Post by Andrei Tchentchik on May 28, 2020 10:51:20 GMT 2
(#B.046).- Arsenal nucléaire mondial pour 2019.
Arsenal nucléaire mondial pour 2019.
JEAN-MARIE COLLIN
17 Juin 2019.
Jean-Marie Collin est depuis 2009 chercheur associé au Groupe de Recherche et d’Information sur la Paix et la Sécurité (GRIP) et expert/porte-parole de ICAN France, relais national de la Campagne internationale pour abolir les armes nucléaires, prix Nobel de la Paix 2017. Il travaille sur les questions de défense et de sécurité internationale avec une expertise plus particulière sur les thématiques du contrôle des armements, de la dissuasion nucléaire, de la non-prolifération et du désarmement nucléaire, ce qui lui a permis de participer à l’ensemble du processus (2010/2017) dit de « l’initiative humanitaire » et de négociation du Traité sur l'interdiction des armes nucléaires. Intervenant régulièrement dans différentes institutions nationales et internationales, il et est l'auteur de nombreux articles et livres dont La Bombe, l’Univers opaque du nucléaire (Ed Autrement, 2009) et dernièrement de L’illusion nucléaire : la face cachée de la bombe atomique (avec P. Quilès et M. Drain, mai 2018, éditions ELCM).
Le SIPRI - Institut international de recherche sur la paix de Stockholm – vient de publier le nouvel état de l’arsenal nucléaire mondial. Neuf puissances nucléaires détiennent environ 13 865 ogives nucléaires, dont 3 750 sont déployées et près de 2 000 sont maintenues en état d'alerte opérationnelle élevée ; soient prêtes à être utilisées !
Si l’on ne retient que le chiffre de "13 865", celui-ci est le chiffre le plus bas jamais atteint depuis 1959 (l’arsenal étant alors constitué de 13 424 ogives appartenant aux Etats-Unis avec 12 298, à la Russie avec 1048 et au Royaume-Uni avec 78 ogives). L’arsenal mondial est donc en diminution constante ces dernières années et ceci comme le souligne le SIPRI « principalement à cause des traités de désarmement bilatéraux américano-russe », aujourd’hui le New Start, qui prendra fin en 2021 (sauf prolongation jusqu’en 2026). En effet, l’année dernière (en 2018) l’arsenal mondial était à hauteur de 14 465, soit 600 ogives de moins, principalement en raison de ce New Start.
Mais remarquons que l’arsenal nucléaire britannique - actuellement à hauteur de 200 - est aussi en baisse et de manière constante, avec la diminution d’une quinzaine d’ogives ; faisant suite à une précédente diminution de 10 ogives en 2015.

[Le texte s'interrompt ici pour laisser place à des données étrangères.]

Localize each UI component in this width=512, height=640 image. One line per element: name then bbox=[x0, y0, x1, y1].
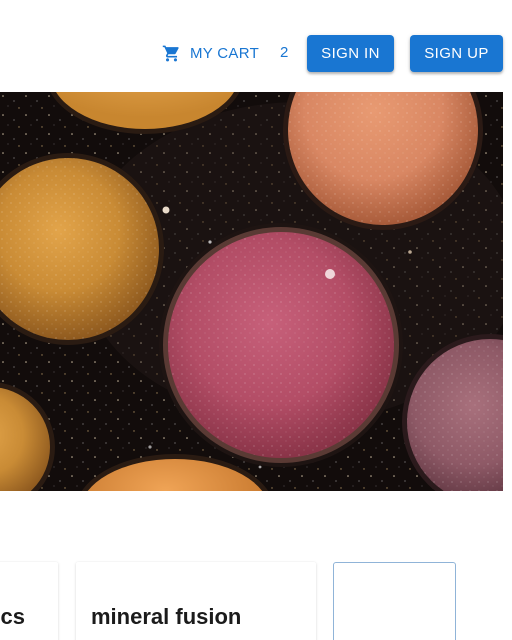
page: MY CART 2 SIGN IN SIGN UP cs mineral fus… bbox=[0, 0, 512, 640]
shopping-cart-icon bbox=[162, 45, 179, 61]
hero-image bbox=[0, 92, 503, 491]
product-title: cs bbox=[0, 604, 25, 629]
sign-up-label: SIGN UP bbox=[424, 45, 489, 62]
product-card[interactable] bbox=[333, 562, 456, 640]
product-card[interactable]: cs bbox=[0, 562, 58, 640]
sign-in-button[interactable]: SIGN IN bbox=[307, 35, 394, 72]
top-app-bar: MY CART 2 SIGN IN SIGN UP bbox=[0, 0, 512, 92]
sign-in-label: SIGN IN bbox=[321, 45, 380, 62]
cart-count-badge: 2 bbox=[280, 44, 289, 61]
sign-up-button[interactable]: SIGN UP bbox=[410, 35, 503, 72]
product-title: mineral fusion bbox=[91, 604, 242, 629]
my-cart-link[interactable]: MY CART bbox=[162, 42, 259, 64]
product-card[interactable]: mineral fusion bbox=[76, 562, 316, 640]
my-cart-label: MY CART bbox=[190, 44, 260, 62]
eyeshadow-palette-photo bbox=[0, 92, 503, 491]
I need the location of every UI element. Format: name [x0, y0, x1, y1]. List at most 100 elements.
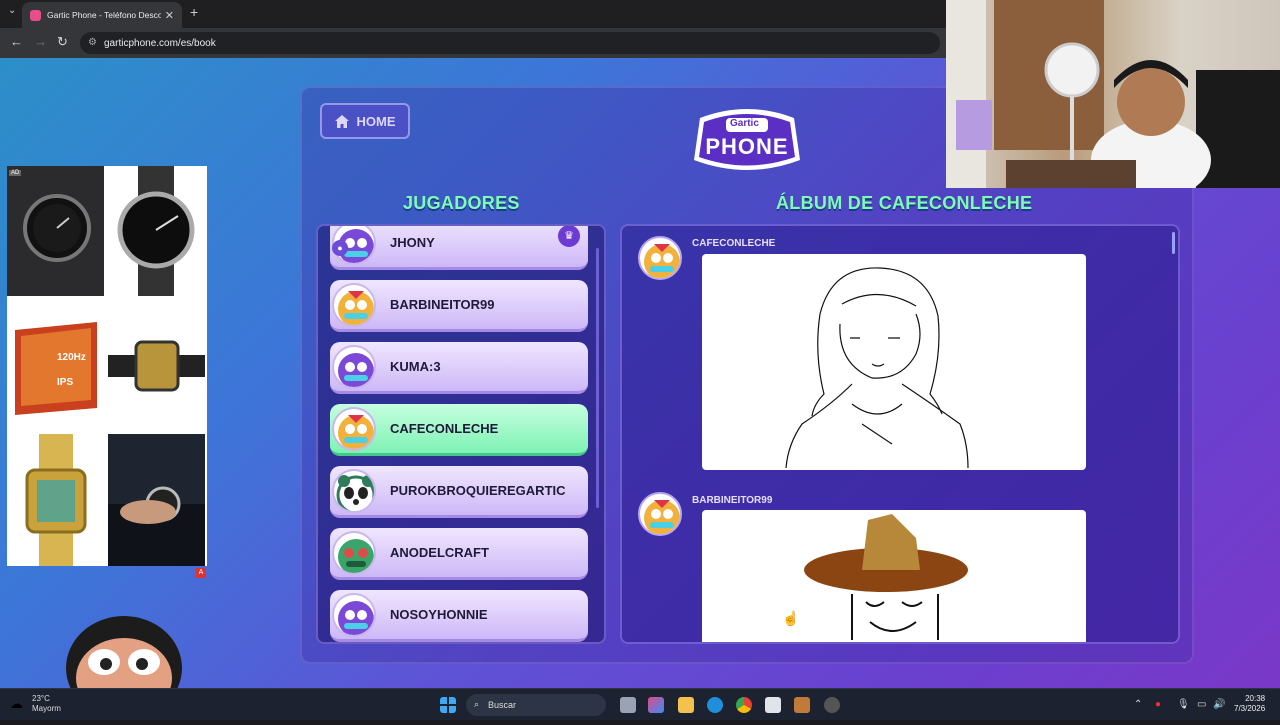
purple-bird-avatar-icon: [338, 601, 374, 635]
ad-choices-badge[interactable]: A: [196, 568, 206, 578]
new-tab-button[interactable]: +: [190, 4, 198, 20]
windows-start-icon[interactable]: [440, 697, 456, 713]
player-item-purokbroquieregartic[interactable]: PUROKBROQUIEREGARTIC: [330, 466, 588, 518]
weather-icon[interactable]: ☁: [10, 696, 23, 712]
streamer-webcam: [946, 0, 1280, 188]
microphone-icon[interactable]: 🎙: [1177, 699, 1190, 710]
site-info-icon[interactable]: ⚙: [88, 37, 97, 48]
user-icon: ●: [332, 240, 348, 256]
green-monster-avatar-icon: [338, 539, 374, 573]
player-name: ANODELCRAFT: [390, 545, 489, 560]
player-name: NOSOYHONNIE: [390, 607, 488, 622]
ad-watch-black-icon[interactable]: [7, 166, 104, 296]
logo-bottom-text: PHONE: [705, 134, 789, 159]
yellow-bird-avatar-icon: [338, 291, 374, 325]
weather-widget[interactable]: 23°C Mayorm: [32, 694, 61, 714]
taskbar-search[interactable]: ⌕ Buscar: [466, 694, 606, 716]
search-placeholder: Buscar: [488, 700, 517, 710]
avatar: [332, 345, 376, 389]
avatar: [332, 283, 376, 327]
player-item-jhony[interactable]: ● JHONY ♛: [330, 226, 588, 270]
windows-taskbar: ☁ 23°C Mayorm ⌕ Buscar ⌃ ● 🎙 ▭ 🔊 20:38 7…: [0, 688, 1280, 720]
svg-text:IPS: IPS: [57, 377, 73, 388]
tab-list-icon[interactable]: ⌄: [8, 5, 16, 16]
clock-time: 20:38: [1245, 694, 1266, 703]
tab-title: Gartic Phone - Teléfono Descon: [47, 10, 161, 20]
store-icon[interactable]: [765, 697, 781, 713]
player-name: JHONY: [390, 235, 435, 250]
tab-close-icon[interactable]: ✕: [165, 9, 174, 22]
player-name: BARBINEITOR99: [390, 297, 495, 312]
reload-icon[interactable]: ↻: [57, 34, 68, 50]
panda-avatar-icon: [336, 475, 374, 511]
weather-text: Mayorm: [32, 704, 61, 713]
players-title: JUGADORES: [403, 193, 520, 213]
entry-avatar: [638, 236, 682, 280]
ad-watch-wrist-icon[interactable]: [108, 434, 205, 566]
task-view-icon[interactable]: [620, 697, 636, 713]
yellow-bird-avatar-icon: [644, 500, 680, 534]
player-name: PUROKBROQUIEREGARTIC: [390, 483, 566, 498]
crown-icon: ♛: [558, 226, 580, 247]
back-icon[interactable]: ←: [10, 34, 23, 49]
hand-cursor-icon: ☝: [782, 610, 800, 626]
yellow-bird-avatar-icon: [338, 415, 374, 449]
url-text: garticphone.com/es/book: [104, 37, 216, 49]
file-explorer-icon[interactable]: [678, 697, 694, 713]
chrome-icon[interactable]: [736, 697, 752, 713]
search-icon: ⌕: [474, 699, 480, 709]
ad-watch-steel-icon[interactable]: [108, 166, 205, 296]
network-icon[interactable]: ▭: [1197, 699, 1206, 710]
tray-app-icon[interactable]: ●: [1155, 699, 1161, 710]
home-button[interactable]: HOME: [320, 103, 410, 139]
forward-icon[interactable]: →: [34, 34, 47, 49]
clock-date: 7/3/2026: [1234, 704, 1266, 713]
yellow-bird-avatar-icon: [644, 244, 680, 278]
sketch-girl-drawing: [785, 267, 969, 469]
entry-author: CAFECONLECHE: [692, 238, 776, 249]
avatar: [332, 469, 376, 513]
player-item-nosoyhonnie[interactable]: NOSOYHONNIE: [330, 590, 588, 642]
app-icon[interactable]: [794, 697, 810, 713]
ad-label: AD: [9, 170, 22, 176]
tray-overflow-icon[interactable]: ⌃: [1134, 699, 1142, 710]
entry-author: BARBINEITOR99: [692, 495, 773, 506]
browser-tab[interactable]: Gartic Phone - Teléfono Descon ✕: [22, 2, 182, 28]
players-scrollbar[interactable]: [596, 248, 599, 508]
player-item-kuma3[interactable]: KUMA:3: [330, 342, 588, 394]
entry-avatar: [638, 492, 682, 536]
player-name: KUMA:3: [390, 359, 441, 374]
gartic-phone-logo: Gartic PHONE: [686, 104, 808, 178]
drawing-canvas: [702, 510, 1086, 642]
drawing-canvas: [702, 254, 1086, 470]
purple-bird-avatar-icon: [338, 353, 374, 387]
gartic-favicon-icon: [30, 9, 41, 21]
ad-watch-gold-icon[interactable]: [108, 300, 205, 430]
album-scrollbar[interactable]: [1172, 232, 1175, 254]
player-item-barbineitor99[interactable]: BARBINEITOR99: [330, 280, 588, 332]
volume-icon[interactable]: 🔊: [1213, 699, 1225, 710]
home-icon: [334, 114, 349, 128]
temperature: 23°C: [32, 694, 50, 703]
hat-character-drawing: [804, 514, 968, 640]
url-field[interactable]: ⚙ garticphone.com/es/book: [80, 32, 940, 54]
player-name: CAFECONLECHE: [390, 421, 499, 436]
copilot-icon[interactable]: [648, 697, 664, 713]
album-feed[interactable]: CAFECONLECHE BARBINEITOR99: [620, 224, 1180, 644]
ad-banner[interactable]: 120Hz IPS: [7, 166, 207, 566]
album-title: ÁLBUM DE CAFECONLECHE: [776, 193, 1033, 213]
avatar: [332, 407, 376, 451]
ad-monitor-icon[interactable]: 120Hz IPS: [7, 300, 104, 430]
svg-text:120Hz: 120Hz: [57, 352, 86, 363]
logo-top-text: Gartic: [730, 118, 759, 129]
players-list[interactable]: ● JHONY ♛ BARBINEITOR99 KUMA:3 CAFECONLE…: [316, 224, 606, 644]
clock[interactable]: 20:38 7/3/2026: [1234, 694, 1265, 714]
avatar: [332, 531, 376, 575]
ad-watch-goldsquare-icon[interactable]: [7, 434, 104, 566]
edge-icon[interactable]: [707, 697, 723, 713]
settings-icon[interactable]: [824, 697, 840, 713]
player-item-cafeconleche[interactable]: CAFECONLECHE: [330, 404, 588, 456]
avatar: [332, 593, 376, 637]
home-label: HOME: [356, 113, 396, 129]
player-item-anodelcraft[interactable]: ANODELCRAFT: [330, 528, 588, 580]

La France reste au même niveau depuis 2011 avec un arsenal nucléaire de 300 armes. Il est nécessaire de remarquer que les éléments de langage politiques ont évolué ces dix dernières années sur la taille de cet arsenal :
• 21 mars 2008 (discours de Cherbourg), le président Sarkozy avait indiqué que cet arsenal serait de « moins de 300 » ogives à l’horizon 2011.
• 19 février 2015 (discours à Istres), le président Hollande avait indiqué que le volume de son stock d'armes, était « de 300 ».
• 14 mai 2019 (discours de la diplomate A. Delaroche, Conférence du désarmement), il semble que nous soyons arrivés à un compromis diplomatique, puisque désormais l’expression utilisée est : « l’arsenal français est constitué d’un plafond de 300 armes ».
Cette diminution de l'arsenal mondial doit cependant être très largement relativisée. En effet le SIPRI mentionne que les neuf États nucléaires sont lancés dans des programmes de modernisation et de renouvellement de leurs arsenaux. À ce titre, les parlementaires français ont voté en juillet 2018, avec la Loi de programmation militaire 2019/2025, une augmentation de 60% du budget « arme nucléaire » ; soit une somme totale de 37 milliards d’euros, assurant à l’horizon 2022/2025 un budget annuel compris entre 6 et 7 milliards d’euros. Pour 2019, ce budget est de 4,05 milliards d’euros…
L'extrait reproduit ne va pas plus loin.